Dün depremin dokuzuncu günüydü, arama kurtarma çalışmaları devam ediyor. Resmi verilere göre can kaybımız 35 bini aştı, enkaz altında hala kurtarılmayı bekleyen canlarımız var. Umutlar tükenmiş değil, mesela Adıyaman’da 18 yaşındaki Muhammed Cafer Çetin depremin 198’inci saatinde, Hatay’da 26 yaşındaki Emine Akgül 201’inci saatinde sağ kurtarıldı. Bu satırların yazıldığı saatlerde arama kurtarma ekiplerimiz Maraş’ta üç kız kardeş, 17 yaşındaki Şevval Zeynep, 15 yaşındaki Hayriye Zişan ve 12 yaşındaki Ecrin’e ulaşmak için koridor oluşturmuşlardı. İnşallah bu üç kız kardeşten de güzel haberler alırız, Allah onları sevdiklerine bağışlar.
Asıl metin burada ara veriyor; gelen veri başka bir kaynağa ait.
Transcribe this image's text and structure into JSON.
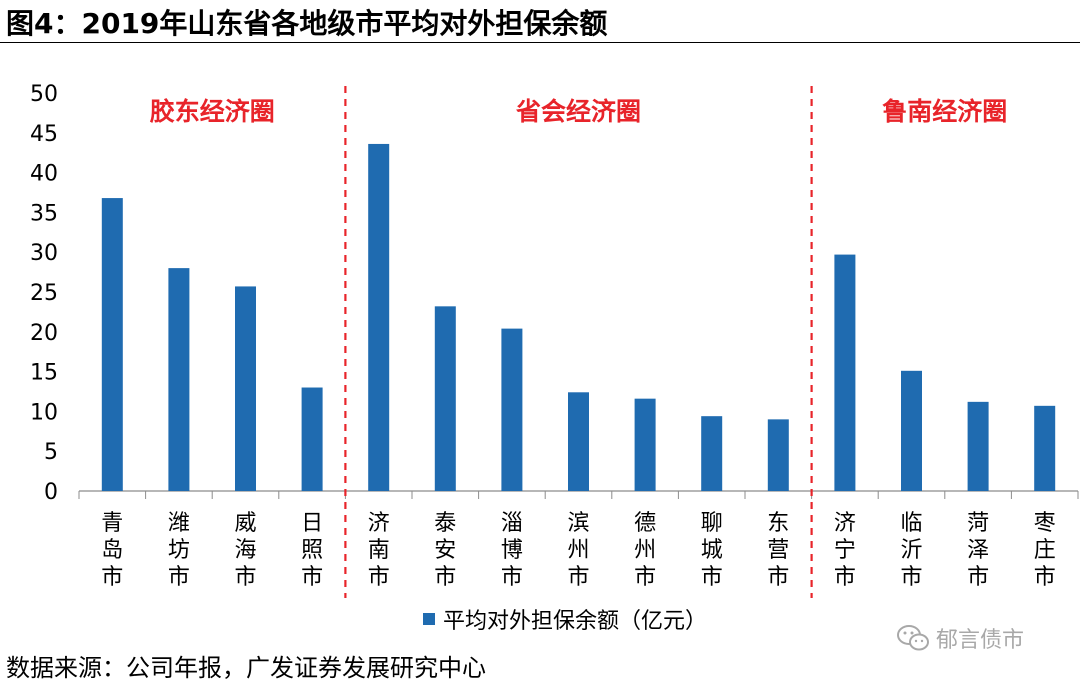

35 bini aşan can kaybı, bir haftayı geride bıraktık ama can kaybında sayının nerelere yükseleceğini henüz bilmiyoruz.
Bu depremi sıfır can kaybıyla, insanlarımızın burnu kanamadan atlatamaz mıydık? Bu deprem canlarımızı teğet geçemez miydi?
Bu mümkün değil miydi?
***
Japonya’da daha şiddetli depremler oluyor ama kimsenin burnu kanamıyor, hayat normal akışında devam ediyor ya da çok az can kaybıyla ve hasarla atlatıyor.
Bizim ülkemizde mümkün değil miydi?
“Asrın en büyük felaketi diyebileceğimiz bu depremler, 10 büyük ilimizde çok büyük yıkımlara sebep oldu” diyen Cumhurbaşkanı Erdoğan haklı mı, böylesi bir felaket karşısında devletin yapacağı çok da bir şey yok muydu?
***
Jeoloji mühendisi Prof. Dr. Volkan Karabacak dün Karar TV’de “Evet, deprem olarak büyük bir deprem ama ihmaller olmasaydı bu kadar büyük yıkım yaşamazdık, biz bu depremi sıfır kayıpla atlatabilirdik” dedi.
Depremin yaşanmasının yağmur yağması kadar doğal bir durum olduğunu söyleyen Prof. Karabacak da Maraş depreminin sürpriz olmadığını, bilinen bir gerçek olduğunu Karar Tv’de bir kez daha yineledi.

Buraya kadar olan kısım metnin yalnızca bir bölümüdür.